I delivered the opening address at last week’s CDSP European NPL conference in London last week, which proved a great opportunity to speak to colleagues about the issues affecting this market and in what direction its future lies.
Europe’s NPL market is extremely dynamic and is on the verge of dramatic change.
On a personal note, I have witnessed a series of marked changes over the last year or so, including a significant shift away from the UK market to other parts of the continent.
Now, this is a topic on which I could happily speak for 40 minutes – which is precisely what I did at the conference – but within the limited confines of this blog, let me summarise the main points of my speech:
- There has been a significant drop in transactions in the UK, from €54bn in 2015 to €20bn.
- Italy became the largest loan trader in Europe at €36bn (up from €19bn).
- The Netherlands was the fastest growing, up from €2.5bn in 2015 to €9.5bn in 2016.
Europe’s loan portfolio trading market has regained much of its momentum, having stalled in 2016.
But why was this the case?
It’s hardly rocket science. First, David Cameron announced the EU referendum on 20 February which put the UK market – Europe’s largest – on hold until 24 June. At least that was the expectation.
In reality, the UK market didn’t begin to wake up until Q4 2016. By Q3 it was only €9bn. And then, of course, there was the US election.

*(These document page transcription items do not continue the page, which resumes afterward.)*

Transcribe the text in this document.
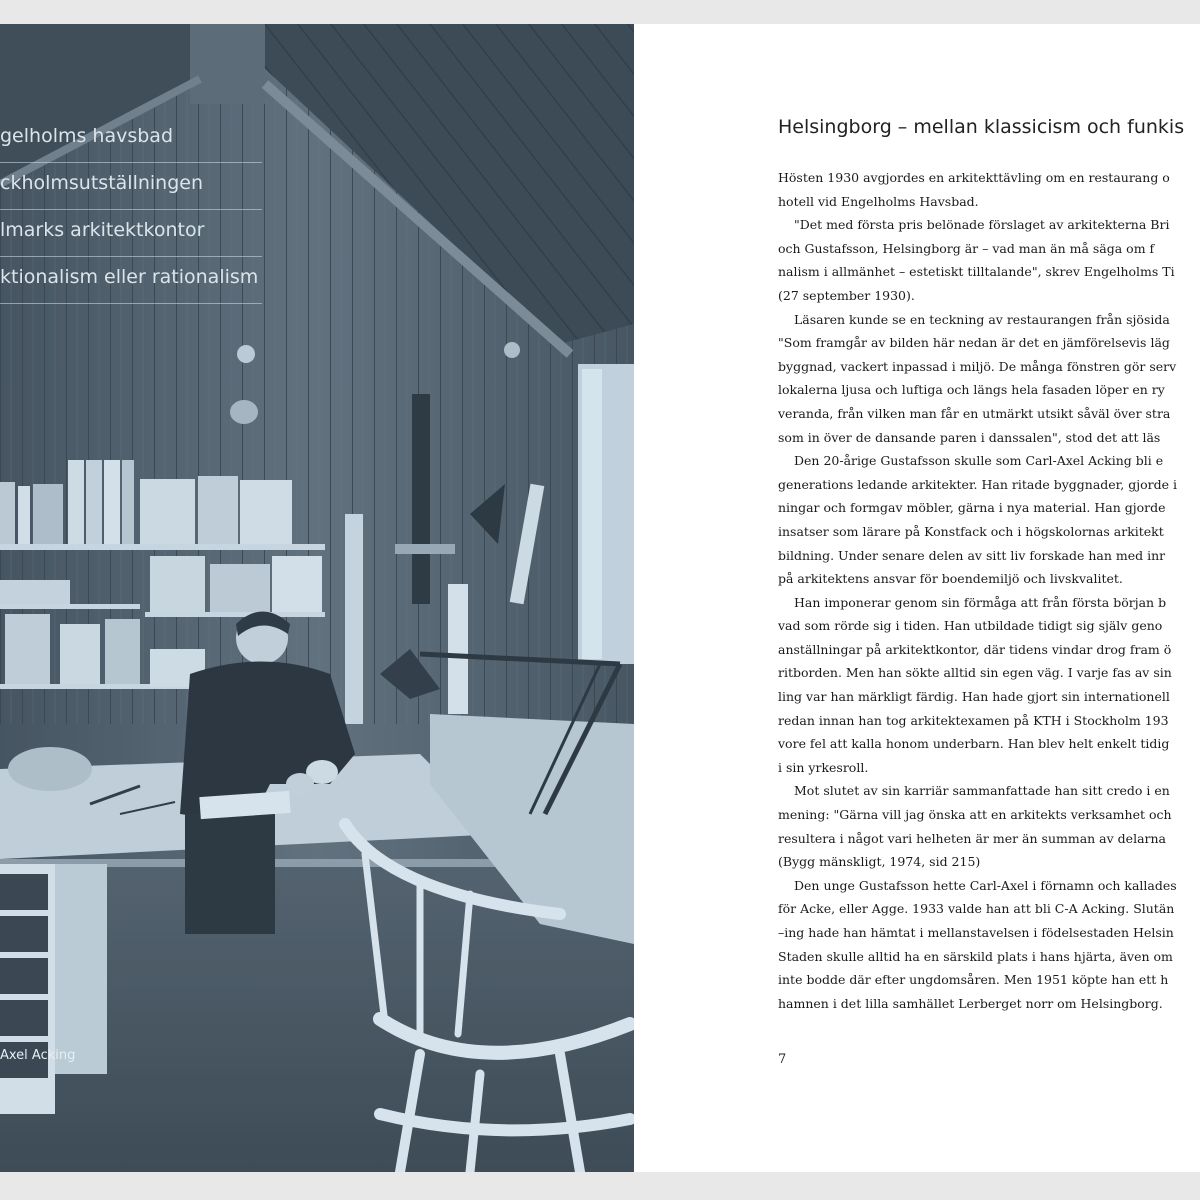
gelholms havsbad
ckholmsutställningen
lmarks arkitektkontor
ktionalism eller rationalism
Axel Acking
Helsingborg – mellan klassicism och funkis
Hösten 1930 avgjordes en arkitekttävling om en restaurang o
hotell vid Engelholms Havsbad.
"Det med första pris belönade förslaget av arkitekterna Bri
och Gustafsson, Helsingborg är – vad man än må säga om f
nalism i allmänhet – estetiskt tilltalande", skrev Engelholms Ti
(27 september 1930).
Läsaren kunde se en teckning av restaurangen från sjösida
"Som framgår av bilden här nedan är det en jämförelsevis läg
byggnad, vackert inpassad i miljö. De många fönstren gör serv
lokalerna ljusa och luftiga och längs hela fasaden löper en ry
veranda, från vilken man får en utmärkt utsikt såväl över stra
som in över de dansande paren i danssalen", stod det att läs
Den 20-årige Gustafsson skulle som Carl-Axel Acking bli e
generations ledande arkitekter. Han ritade byggnader, gjorde i
ningar och formgav möbler, gärna i nya material. Han gjorde
insatser som lärare på Konstfack och i högskolornas arkitekt
bildning. Under senare delen av sitt liv forskade han med inr
på arkitektens ansvar för boendemiljö och livskvalitet.
Han imponerar genom sin förmåga att från första början b
vad som rörde sig i tiden. Han utbildade tidigt sig själv geno
anställningar på arkitektkontor, där tidens vindar drog fram ö
ritborden. Men han sökte alltid sin egen väg. I varje fas av sin
ling var han märkligt färdig. Han hade gjort sin internationell
redan innan han tog arkitektexamen på KTH i Stockholm 193
vore fel att kalla honom underbarn. Han blev helt enkelt tidig
i sin yrkesroll.
Mot slutet av sin karriär sammanfattade han sitt credo i en
mening: "Gärna vill jag önska att en arkitekts verksamhet och
resultera i något vari helheten är mer än summan av delarna
(Bygg mänskligt, 1974, sid 215)
Den unge Gustafsson hette Carl-Axel i förnamn och kallades
för Acke, eller Agge. 1933 valde han att bli C-A Acking. Slutän
–ing hade han hämtat i mellanstavelsen i födelsestaden Helsin
Staden skulle alltid ha en särskild plats i hans hjärta, även om
inte bodde där efter ungdomsåren. Men 1951 köpte han ett h
hamnen i det lilla samhället Lerberget norr om Helsingborg.
7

But the fundamental balance sheet and regulatory drivers of whole loans sales proved stronger and have led to a resurgence of the market.

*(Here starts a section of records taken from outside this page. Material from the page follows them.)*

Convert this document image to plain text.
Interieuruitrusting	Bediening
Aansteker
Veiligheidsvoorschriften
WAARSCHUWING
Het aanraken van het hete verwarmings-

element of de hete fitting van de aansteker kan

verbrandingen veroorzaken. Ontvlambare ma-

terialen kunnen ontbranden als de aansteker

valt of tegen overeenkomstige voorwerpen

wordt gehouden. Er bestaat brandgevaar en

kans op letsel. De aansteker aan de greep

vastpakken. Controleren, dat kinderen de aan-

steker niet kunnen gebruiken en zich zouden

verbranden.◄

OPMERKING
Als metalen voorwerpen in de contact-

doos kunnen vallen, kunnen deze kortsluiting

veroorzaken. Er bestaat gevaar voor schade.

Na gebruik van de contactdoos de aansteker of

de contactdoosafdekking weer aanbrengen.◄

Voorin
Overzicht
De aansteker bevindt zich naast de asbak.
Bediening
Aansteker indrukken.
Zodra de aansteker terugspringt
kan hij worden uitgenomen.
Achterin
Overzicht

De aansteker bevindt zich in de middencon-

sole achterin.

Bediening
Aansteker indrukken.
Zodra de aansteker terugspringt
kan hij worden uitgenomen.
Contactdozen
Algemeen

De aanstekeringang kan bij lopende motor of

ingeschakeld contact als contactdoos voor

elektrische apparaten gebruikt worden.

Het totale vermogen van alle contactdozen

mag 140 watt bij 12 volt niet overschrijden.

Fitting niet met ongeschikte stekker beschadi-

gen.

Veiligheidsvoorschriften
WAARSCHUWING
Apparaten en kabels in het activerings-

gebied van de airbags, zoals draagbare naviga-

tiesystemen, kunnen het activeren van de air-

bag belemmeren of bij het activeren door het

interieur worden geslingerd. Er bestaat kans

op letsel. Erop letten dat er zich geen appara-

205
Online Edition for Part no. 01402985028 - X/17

Italy is an interesting case in point. It was the most active loan sale market in 2016. With more realistic pricing expectations, an improving transaction environment and a political commitment to NPL resolution, transaction volumes are likely to stay buoyant.
While it is true that economic and political challenges remain – the rejection of the government’s proposed constitutional reform package in December has created uncertainty – a new regime has been created to allow government guarantees to support NPL portfolios being sold. This, in turn, will allow portfolios to be securitised.
Of course, there is still much to resolve with the Italian banks: at the beginning of 2016, the Bank of Italy suggested that Italian banks held a total of €360bn of NPLs with an NPL ratio of 18%, Europe’s highest.
However, with a total of €76bn completed or in process, Italy’s transaction rate in 2016 was the equivalent of the UK, Netherlands, Ireland and Spain combined.
The market is moving towards more complex types of resolution transaction but the national sentiment still tends towards the preferred solution being where a weak national bank is acquired by a marginally stronger national bank.
Taking the NPL market as a whole, there are certain fundamental lessons to be learned.
With political and economic risks surrounding every transaction, detailed research and due diligence is essential.
Unlike other homogenised markets such as the US, European diversity means that a thorough understanding of local political, cultural and economic conditions is essential.
Aligning the interests of buyers and sellers is always difficult but remains important if these markets are to be sustained.
Currently, while the UK remains distracted by Brexit negotiations, much is happening with its European neighbours.
Dammit, I’m back to the B-word. No matter how hard one steers a course away from Brexit, one just can’t seem to avoid it these days.